Zo staan we dan naast elkaar te kijken naar de brokstukken wat eens die minizuil was waarvoor de Here werd gedankt en geloofd als een gave van Hem. Brokstukken van het levenwerk van vooraanstaande broeders als prof. J. Kamphuis, prof. L. Doekes, ds. Joh. Francke, ds. J.R. Wiskerke en zovele andere en 'kleine' gereformeerden. Met inspanning die soms letterlijk hun leven verteerde.
Douma lijkt wat ongerust te worden: waar stopt het proces dat hij mede op gang heeft gebracht?

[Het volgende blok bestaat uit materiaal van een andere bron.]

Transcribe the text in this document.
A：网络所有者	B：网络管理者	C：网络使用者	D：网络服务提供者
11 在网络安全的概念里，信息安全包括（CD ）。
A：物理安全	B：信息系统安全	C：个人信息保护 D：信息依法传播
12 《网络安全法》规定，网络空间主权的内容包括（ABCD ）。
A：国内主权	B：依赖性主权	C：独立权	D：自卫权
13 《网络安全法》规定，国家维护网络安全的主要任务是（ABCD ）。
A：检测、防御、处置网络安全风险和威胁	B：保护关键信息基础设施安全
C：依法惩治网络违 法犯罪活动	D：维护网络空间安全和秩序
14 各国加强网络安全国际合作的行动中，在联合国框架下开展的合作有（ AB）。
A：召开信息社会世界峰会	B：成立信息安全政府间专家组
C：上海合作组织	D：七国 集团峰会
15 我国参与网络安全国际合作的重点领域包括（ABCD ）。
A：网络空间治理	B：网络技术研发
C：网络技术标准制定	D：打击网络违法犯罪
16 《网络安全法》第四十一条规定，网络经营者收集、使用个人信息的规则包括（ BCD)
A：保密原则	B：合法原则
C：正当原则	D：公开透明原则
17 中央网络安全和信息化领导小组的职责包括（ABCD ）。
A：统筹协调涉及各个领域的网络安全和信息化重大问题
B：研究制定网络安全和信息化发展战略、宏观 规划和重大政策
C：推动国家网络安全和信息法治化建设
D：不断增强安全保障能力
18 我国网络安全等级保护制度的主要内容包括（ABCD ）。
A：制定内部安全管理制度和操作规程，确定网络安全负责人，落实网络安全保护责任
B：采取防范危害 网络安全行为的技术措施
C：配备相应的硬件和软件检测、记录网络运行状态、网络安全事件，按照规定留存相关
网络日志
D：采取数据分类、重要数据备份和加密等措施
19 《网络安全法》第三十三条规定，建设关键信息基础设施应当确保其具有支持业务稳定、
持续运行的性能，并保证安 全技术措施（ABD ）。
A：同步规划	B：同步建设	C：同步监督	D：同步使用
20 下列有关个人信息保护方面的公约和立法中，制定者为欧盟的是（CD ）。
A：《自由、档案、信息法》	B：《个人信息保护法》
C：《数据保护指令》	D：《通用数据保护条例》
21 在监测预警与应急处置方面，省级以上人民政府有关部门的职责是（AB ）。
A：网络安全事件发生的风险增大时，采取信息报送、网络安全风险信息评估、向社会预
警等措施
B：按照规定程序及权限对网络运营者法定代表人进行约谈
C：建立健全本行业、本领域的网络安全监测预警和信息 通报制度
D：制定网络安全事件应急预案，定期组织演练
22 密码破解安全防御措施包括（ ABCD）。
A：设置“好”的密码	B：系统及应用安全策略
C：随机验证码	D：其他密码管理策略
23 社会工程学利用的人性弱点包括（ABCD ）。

Wij kijken er met tranen in de ogen naar.
En nog is het afbraakproces niet voltooid. Bij leven en gezondheid hopen we daar de volgende maand nog wat meer aandacht aan te besteden. Want hoe staat het met de kerk van de 'minizuil'?

Dank?

Het is opmerkelijk dat Douma's afscheid geen woord van dank kent. Noch aan de redactie van het ND; wat belangrijker is: noch aan de Here.
Overigens terecht.

   

NOTEN
____________________________________________________________

1 22 november 2008
2 Dr. J. Douma, Hoe gaan wij verder", p112.
3 Vergelijk ook hoe Douma in Hoe gaan wij verder? klaagt dat als hij 'eigen' vrijgemaakte mensen bestreed "al gauw te scherp" gevonden werd en men hem "vroeg toch wat voorzichtiger te manoeuvreren". Maar, zegt hij, "ik bleef echter van mening dat we meer zouden hebben aan een open discussie in eigen kring dan altijd tegenstellingen toedekken en eindeloos herhalen wat Schilder en anderen toch zo goed gezien en gezegd hadden". Helemaal mee eens, maar wil deze ferme uitspraak kracht krijgen dan moet de schrijver die toch ook op zichzelf durven toepassen?